20,000 Eyes on the Universe

Imaging surveys such as Euclid and the Vera Rubin Observatory are poised to catalog tens of billions of galaxies, yet without spectroscopic follow‑up their raw photometry cannot reveal distances, chemistry or dynamics. The Dark Energy Spectroscopic Instrument (DESI) in Arizona currently leads the field, capturing 5,000 spectra per exposure, but its capacity is dwarfed by the sheer volume of upcoming imaging data. This mismatch has spurred a race to build next‑generation multiplexed spectrographs that can turn static pictures into three‑dimensional maps of cosmic structure.

Enter the Multiplexed Survey Telescope (MUST), a Chinese‑led effort that pushes multiplexing to an unprecedented scale. Positioned at 4,380 m in Qinghai, the telescope’s 6.5 m primary mirror feeds a five‑lens wide‑field corrector topped by the world’s largest aspheric lens, guaranteeing sub‑arcsecond image quality across a field equivalent to twenty full moons. At its Cassegrain focus, more than 20,000 independently steerable fiber positioners can lock onto individual targets within seconds, allowing simultaneous spectroscopy of thousands of galaxies. This architecture translates to a ten‑fold boost in survey speed compared with DESI, enabling an eight‑year program that will secure redshifts for over 100 million galaxies and quasars.

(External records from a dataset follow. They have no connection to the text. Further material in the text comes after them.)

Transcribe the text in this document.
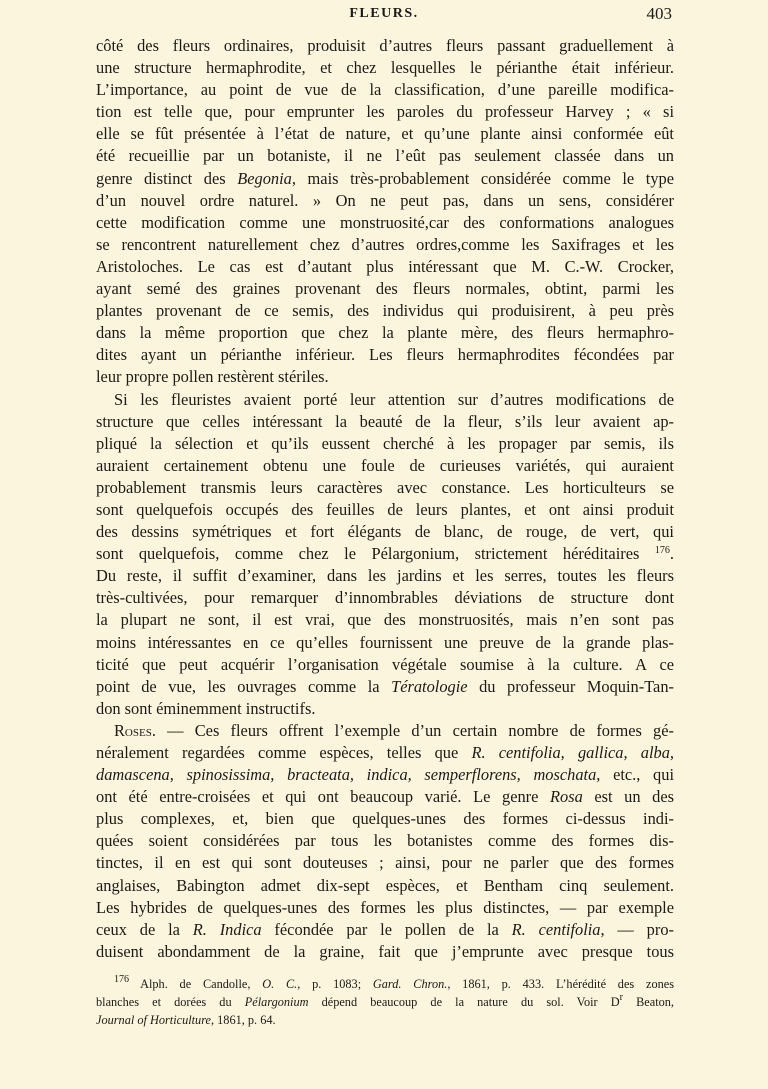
FLEURS.	403
côté des fleurs ordinaires, produisit d’autres fleurs passant graduellement à
une structure hermaphrodite, et chez lesquelles le périanthe était inférieur.
L’importance, au point de vue de la classification, d’une pareille modifica-
tion est telle que, pour emprunter les paroles du professeur Harvey ; « si
elle se fût présentée à l’état de nature, et qu’une plante ainsi conformée eût
été recueillie par un botaniste, il ne l’eût pas seulement classée dans un
genre distinct des Begonia, mais très-probablement considérée comme le type
d’un nouvel ordre naturel. » On ne peut pas, dans un sens, considérer
cette modification comme une monstruosité,car des conformations analogues
se rencontrent naturellement chez d’autres ordres,comme les Saxifrages et les
Aristoloches. Le cas est d’autant plus intéressant que M. C.-W. Crocker,
ayant semé des graines provenant des fleurs normales, obtint, parmi les
plantes provenant de ce semis, des individus qui produisirent, à peu près
dans la même proportion que chez la plante mère, des fleurs hermaphro-
dites ayant un périanthe inférieur. Les fleurs hermaphrodites fécondées par
leur propre pollen restèrent stériles.
Si les fleuristes avaient porté leur attention sur d’autres modifications de
structure que celles intéressant la beauté de la fleur, s’ils leur avaient ap-
pliqué la sélection et qu’ils eussent cherché à les propager par semis, ils
auraient certainement obtenu une foule de curieuses variétés, qui auraient
probablement transmis leurs caractères avec constance. Les horticulteurs se
sont quelquefois occupés des feuilles de leurs plantes, et ont ainsi produit
des dessins symétriques et fort élégants de blanc, de rouge, de vert, qui
sont quelquefois, comme chez le Pélargonium, strictement héréditaires $^{176}$.
Du reste, il suffit d’examiner, dans les jardins et les serres, toutes les fleurs
très-cultivées, pour remarquer d’innombrables déviations de structure dont
la plupart ne sont, il est vrai, que des monstruosités, mais n’en sont pas
moins intéressantes en ce qu’elles fournissent une preuve de la grande plas-
ticité que peut acquérir l’organisation végétale soumise à la culture. A ce
point de vue, les ouvrages comme la Tératologie du professeur Moquin-Tan-
don sont éminemment instructifs.
Roses. — Ces fleurs offrent l’exemple d’un certain nombre de formes gé-
néralement regardées comme espèces, telles que R. centifolia, gallica, alba,
damascena, spinosissima, bracteata, indica, semperflorens, moschata, etc., qui
ont été entre-croisées et qui ont beaucoup varié. Le genre Rosa est un des
plus complexes, et, bien que quelques-unes des formes ci-dessus indi-
quées soient considérées par tous les botanistes comme des formes dis-
tinctes, il en est qui sont douteuses ; ainsi, pour ne parler que des formes
anglaises, Babington admet dix-sept espèces, et Bentham cinq seulement.
Les hybrides de quelques-unes des formes les plus distinctes, — par exemple
ceux de la R. Indica fécondée par le pollen de la R. centifolia, — pro-
duisent abondamment de la graine, fait que j’emprunte avec presque tous
$^{176}$ Alph. de Candolle, O. C., p. 1083; Gard. Chron., 1861, p. 433. L’hérédité des zones
blanches et dorées du Pélargonium dépend beaucoup de la nature du sol. Voir $D^r$ Beaton,
Journal of Horticulture, 1861, p. 64.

The scientific payoff is profound. A denser, deeper three‑dimensional map will sharpen measurements of the universe’s expansion history, tightening constraints on the dark‑energy equation of state and testing whether Einstein’s general relativity holds on gigaparsec scales. The massive sample will also improve limits on the sum of neutrino masses and probe the epoch of reionization. By delivering this capability, MUST not only accelerates fundamental physics but also rebalances the global landscape of cosmology, giving China a leading role in the next generation of large‑scale structure experiments.